Sportfilm: Noch drei Sekunden, der letzte Wurf der Sowjets

„Sprung an die Spitze“ nimmt es mit der Wahrheit zwar nicht so genau, doch der Kinofilm über den Basketballtriumph gegen Amerika bei Olympia 1972 macht derzeit in Russland Furore. Die Botschaft: Dieses Land muss siegen.

Moskau. Es ist ein Stoff, wie geschaffen für ein Sportdrama in politisch aufgeladenen Zeiten: Während der Olympischen Spiele 1972 in München – inmitten der Hochzeit des Kalten Kriegs – besiegt die Basketball-Mannschaft der UdSSR das US-Team. 51:50, der Triumph gelang in den letzten drei Sekunden.
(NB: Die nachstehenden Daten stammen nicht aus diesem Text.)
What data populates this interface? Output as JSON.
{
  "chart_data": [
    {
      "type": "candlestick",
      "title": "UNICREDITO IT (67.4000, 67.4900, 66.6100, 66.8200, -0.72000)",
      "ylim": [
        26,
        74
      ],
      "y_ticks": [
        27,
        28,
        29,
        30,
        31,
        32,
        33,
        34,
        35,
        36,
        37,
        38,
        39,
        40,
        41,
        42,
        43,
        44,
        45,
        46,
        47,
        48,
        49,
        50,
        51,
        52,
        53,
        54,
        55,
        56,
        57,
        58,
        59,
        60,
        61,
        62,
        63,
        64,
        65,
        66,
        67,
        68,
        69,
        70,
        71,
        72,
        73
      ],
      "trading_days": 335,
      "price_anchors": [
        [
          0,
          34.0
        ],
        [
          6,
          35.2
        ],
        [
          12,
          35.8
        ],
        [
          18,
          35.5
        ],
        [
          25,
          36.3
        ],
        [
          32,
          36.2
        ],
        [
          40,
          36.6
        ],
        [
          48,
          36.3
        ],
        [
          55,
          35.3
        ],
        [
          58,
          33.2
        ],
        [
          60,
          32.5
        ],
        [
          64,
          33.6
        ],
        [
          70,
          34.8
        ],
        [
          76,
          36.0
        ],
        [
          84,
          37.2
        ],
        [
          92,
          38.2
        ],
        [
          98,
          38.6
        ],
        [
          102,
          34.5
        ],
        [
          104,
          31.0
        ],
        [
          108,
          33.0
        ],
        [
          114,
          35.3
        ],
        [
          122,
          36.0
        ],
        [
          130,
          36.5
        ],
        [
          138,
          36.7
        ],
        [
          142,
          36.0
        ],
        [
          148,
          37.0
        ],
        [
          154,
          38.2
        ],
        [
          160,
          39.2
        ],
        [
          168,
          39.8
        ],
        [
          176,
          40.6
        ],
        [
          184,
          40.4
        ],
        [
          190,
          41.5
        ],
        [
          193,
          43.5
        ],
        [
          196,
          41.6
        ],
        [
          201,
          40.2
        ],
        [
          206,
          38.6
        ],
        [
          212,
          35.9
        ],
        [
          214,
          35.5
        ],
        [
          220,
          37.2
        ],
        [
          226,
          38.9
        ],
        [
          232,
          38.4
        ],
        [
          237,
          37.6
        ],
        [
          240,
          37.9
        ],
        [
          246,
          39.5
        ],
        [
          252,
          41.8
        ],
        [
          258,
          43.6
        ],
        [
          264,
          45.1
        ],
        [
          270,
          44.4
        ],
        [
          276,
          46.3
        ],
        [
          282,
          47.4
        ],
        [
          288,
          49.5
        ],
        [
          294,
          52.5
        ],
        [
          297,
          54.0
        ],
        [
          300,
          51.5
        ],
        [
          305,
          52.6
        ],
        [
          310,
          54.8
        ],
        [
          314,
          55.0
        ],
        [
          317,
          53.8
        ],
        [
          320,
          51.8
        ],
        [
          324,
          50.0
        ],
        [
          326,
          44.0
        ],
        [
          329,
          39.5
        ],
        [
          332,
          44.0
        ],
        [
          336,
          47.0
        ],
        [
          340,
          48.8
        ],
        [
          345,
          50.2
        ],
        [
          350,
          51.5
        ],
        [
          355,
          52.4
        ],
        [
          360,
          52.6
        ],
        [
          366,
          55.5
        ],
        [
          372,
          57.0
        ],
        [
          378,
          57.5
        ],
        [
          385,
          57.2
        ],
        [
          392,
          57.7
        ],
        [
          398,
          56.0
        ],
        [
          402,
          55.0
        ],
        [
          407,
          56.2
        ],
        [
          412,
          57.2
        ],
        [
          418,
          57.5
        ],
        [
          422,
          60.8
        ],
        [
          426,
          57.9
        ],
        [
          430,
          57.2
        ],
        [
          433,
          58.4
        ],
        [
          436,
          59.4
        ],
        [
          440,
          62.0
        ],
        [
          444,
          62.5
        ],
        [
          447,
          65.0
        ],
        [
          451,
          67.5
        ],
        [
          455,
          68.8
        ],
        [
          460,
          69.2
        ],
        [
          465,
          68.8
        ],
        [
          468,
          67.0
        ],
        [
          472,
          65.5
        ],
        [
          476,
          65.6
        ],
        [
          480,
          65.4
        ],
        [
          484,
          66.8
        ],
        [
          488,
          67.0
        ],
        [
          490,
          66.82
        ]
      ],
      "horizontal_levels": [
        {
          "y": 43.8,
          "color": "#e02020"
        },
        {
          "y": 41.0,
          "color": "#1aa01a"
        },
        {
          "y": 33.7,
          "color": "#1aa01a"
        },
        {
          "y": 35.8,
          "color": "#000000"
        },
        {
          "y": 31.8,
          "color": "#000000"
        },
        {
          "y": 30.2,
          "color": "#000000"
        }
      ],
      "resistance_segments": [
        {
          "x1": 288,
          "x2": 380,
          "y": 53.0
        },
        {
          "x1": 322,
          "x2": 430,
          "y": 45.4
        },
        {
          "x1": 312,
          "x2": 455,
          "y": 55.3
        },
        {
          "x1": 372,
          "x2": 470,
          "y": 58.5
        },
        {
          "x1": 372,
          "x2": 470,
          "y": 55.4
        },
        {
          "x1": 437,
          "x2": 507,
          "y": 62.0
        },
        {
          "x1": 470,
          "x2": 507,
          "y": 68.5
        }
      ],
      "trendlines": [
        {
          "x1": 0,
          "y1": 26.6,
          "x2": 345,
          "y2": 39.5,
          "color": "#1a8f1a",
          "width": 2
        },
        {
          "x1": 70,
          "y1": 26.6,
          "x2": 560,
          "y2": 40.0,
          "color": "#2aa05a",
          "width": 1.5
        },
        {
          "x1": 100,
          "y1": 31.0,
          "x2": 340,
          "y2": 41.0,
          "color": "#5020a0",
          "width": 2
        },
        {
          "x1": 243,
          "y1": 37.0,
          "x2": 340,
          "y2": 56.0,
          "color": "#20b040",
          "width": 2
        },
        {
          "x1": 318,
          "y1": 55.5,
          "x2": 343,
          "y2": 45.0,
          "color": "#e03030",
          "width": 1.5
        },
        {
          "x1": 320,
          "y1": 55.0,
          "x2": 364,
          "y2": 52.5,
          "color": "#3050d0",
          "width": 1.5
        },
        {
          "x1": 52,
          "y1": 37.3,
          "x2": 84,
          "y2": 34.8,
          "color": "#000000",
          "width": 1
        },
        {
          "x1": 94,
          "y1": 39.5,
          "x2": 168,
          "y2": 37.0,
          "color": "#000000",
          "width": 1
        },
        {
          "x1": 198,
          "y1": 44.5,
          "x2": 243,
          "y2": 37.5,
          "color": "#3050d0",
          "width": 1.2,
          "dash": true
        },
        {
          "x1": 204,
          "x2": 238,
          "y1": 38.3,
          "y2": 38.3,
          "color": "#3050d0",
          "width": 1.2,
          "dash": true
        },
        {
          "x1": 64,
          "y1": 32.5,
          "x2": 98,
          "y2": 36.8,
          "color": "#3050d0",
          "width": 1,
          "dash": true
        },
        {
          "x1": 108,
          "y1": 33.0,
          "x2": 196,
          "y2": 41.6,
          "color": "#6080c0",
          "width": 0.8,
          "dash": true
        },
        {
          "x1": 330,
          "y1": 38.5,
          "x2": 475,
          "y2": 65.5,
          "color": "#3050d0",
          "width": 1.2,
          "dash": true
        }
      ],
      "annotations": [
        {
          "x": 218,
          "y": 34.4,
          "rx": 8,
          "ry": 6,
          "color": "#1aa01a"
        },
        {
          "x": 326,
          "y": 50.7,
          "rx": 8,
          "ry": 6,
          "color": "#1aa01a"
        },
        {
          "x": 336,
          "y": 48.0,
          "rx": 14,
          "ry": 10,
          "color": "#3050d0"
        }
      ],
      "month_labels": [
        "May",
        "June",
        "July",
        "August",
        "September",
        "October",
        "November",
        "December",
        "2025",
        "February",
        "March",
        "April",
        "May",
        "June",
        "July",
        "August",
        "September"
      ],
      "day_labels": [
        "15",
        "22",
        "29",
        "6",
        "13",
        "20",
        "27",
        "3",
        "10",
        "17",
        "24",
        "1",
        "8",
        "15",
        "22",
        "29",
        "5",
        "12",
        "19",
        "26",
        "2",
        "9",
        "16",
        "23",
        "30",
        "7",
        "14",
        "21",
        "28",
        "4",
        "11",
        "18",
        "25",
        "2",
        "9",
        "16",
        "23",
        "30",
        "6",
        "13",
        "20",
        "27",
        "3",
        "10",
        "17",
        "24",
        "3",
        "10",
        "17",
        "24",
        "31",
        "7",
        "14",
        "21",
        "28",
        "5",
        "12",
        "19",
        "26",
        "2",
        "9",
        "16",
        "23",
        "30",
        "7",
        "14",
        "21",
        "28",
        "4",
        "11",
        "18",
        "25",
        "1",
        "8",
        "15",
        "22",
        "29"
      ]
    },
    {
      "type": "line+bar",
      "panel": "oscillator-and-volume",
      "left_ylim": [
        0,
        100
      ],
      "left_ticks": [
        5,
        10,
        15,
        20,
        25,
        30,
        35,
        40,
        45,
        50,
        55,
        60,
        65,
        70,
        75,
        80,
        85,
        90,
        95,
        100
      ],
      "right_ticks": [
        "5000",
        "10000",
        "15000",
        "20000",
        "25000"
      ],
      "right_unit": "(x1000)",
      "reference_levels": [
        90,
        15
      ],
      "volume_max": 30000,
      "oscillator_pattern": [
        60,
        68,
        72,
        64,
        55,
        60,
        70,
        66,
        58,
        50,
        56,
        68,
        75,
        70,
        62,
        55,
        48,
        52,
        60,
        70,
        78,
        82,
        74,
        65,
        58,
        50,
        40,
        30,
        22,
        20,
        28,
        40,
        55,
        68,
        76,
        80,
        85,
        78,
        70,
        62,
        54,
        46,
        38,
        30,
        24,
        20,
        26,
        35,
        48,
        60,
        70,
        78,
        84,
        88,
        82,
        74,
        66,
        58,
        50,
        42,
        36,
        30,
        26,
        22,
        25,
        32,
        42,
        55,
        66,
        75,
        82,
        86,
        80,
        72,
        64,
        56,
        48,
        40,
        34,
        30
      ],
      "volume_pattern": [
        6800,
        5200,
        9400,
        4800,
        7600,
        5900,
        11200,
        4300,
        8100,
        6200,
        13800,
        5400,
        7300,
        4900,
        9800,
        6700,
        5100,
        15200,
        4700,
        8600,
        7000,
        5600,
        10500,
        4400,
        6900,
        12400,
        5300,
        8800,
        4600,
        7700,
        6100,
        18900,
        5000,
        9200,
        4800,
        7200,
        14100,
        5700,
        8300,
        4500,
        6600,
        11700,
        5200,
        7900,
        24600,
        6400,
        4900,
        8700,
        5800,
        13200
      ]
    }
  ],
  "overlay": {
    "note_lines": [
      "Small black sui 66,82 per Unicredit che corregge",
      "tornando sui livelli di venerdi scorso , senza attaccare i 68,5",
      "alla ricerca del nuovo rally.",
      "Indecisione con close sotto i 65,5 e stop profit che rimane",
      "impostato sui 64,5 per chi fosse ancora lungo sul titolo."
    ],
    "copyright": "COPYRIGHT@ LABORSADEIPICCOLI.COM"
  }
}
Dieser Coup der, aus russischer Sicht, Guten über die Bösen wurde nun als Film mit dem Titel „Sprung an die Spitze“ verfilmt. Emotions- und spannungsgeladenes Kino von Regisseur Anton Megerditschew. Produziert hat den Streifen Nikita Michalkow, der für seine staatstragenden Filme bekannt ist. Der am 28. Dezember angelaufene Streifen wird in allen großen Kinos gezeigt, in den staatlichen TV-Kanälen beworben, hat bereits fast eine halbe Million Zuseher gefunden und nach knapp zwei Wochen Laufzeit 1,244 Milliarden Rubel eingespielt, umgerechnet mehr als 18 Millionen Euro. Das macht ihn bereits jetzt zu einem der kommerziell erfolgreichsten russischen Filme. Und entfacht zusätzliche Sporteuphorie vor der nahenden Fußball-WM (ab Mitte Juni).

Keine Krankheit, keine Flucht

„Sprung an die Spitze“ präsentiert eine sympathische rote Mannschaft, die durch Sportsgeist einen nicht für möglich gehaltenen Sieg erringt – trotz der schlechten Ausrüstung und kurzen Vorbereitungszeit. Doch zugunsten des „russischen Hollywood“-Effekts wurden mehrere Fakten ziemlich verbogen, wie etwa die Witwen des Trainers Wladimir Kondraschin und des Spielers Alexander (Sascha) Below öffentlich kritisierten.

So wird etwa Below während des Matches als todkranker Mann gezeigt, obwohl seine Krankheit erst zwei Jahre später ausbrach. Und der aus der damaligen litauischen SSR stammende Spieler Modestas Paulauskas wird als typisch baltischer „Antisowjetschik“ porträtiert. Dass er sich in München in den Westen absetzen wollte, ist schlicht erfunden, ebenso, dass Paulauskas sich letztlich anders entscheidet. „Ich lasse die Meinigen nicht im Stich“, schwört er im Film. Im heutigen Russland, wo viel von der Gefahr des nationalen Verrats die Rede ist, macht ihn das zu einem Edelmann.

„Soviets never win“ ist ein Plakat, das jemand im Publikum während des Spiels hochhält. Die Zuschauer werden eines Besseren belehrt. Das rote Team siegt gegen die mit fiesen Tricks spielenden Amerikaner. Was allerdings nicht erwähnt, oder besser: getrost verschwiegen wird: Das sowjetische Team errang seinen (wegen zweier Wiederholungen umstrittenen) Sieg gegen amerikanische Collegespieler, da keine NBA-Profis nach München geschickt werden durften. Die US-Spieler nahmen ihre Silbermedaillen nie entgegen.

Ironie: Miracle on ice

Die Ironie der Geschichte: Acht Jahre später erlebten das Eishockeyteam, die als „Big Red Machine“ bekannte „Sbornaja“, ihr Waterloo. Die besten Cracks der Welt unterlagen einem mit Collegespielern, also Amateuren gespickten US-Team mit 3:4 und gewannen nur deshalb 1980 nicht die Goldmedaille.

Im Abspann des Films folgen TV-Szenen von russischen Sporterfolgen aus den letzten Jahrzehnten, untermalt von einer schweren, pathosgeladenen Stimme. Die Botschaft: Dieses (von Dopingskandalen schwer geplagte und erstmals auch von Olympia ausgeschlossene Land) will unbedingt siegen; und es wird siegen. Die große Frage ist nur, wie.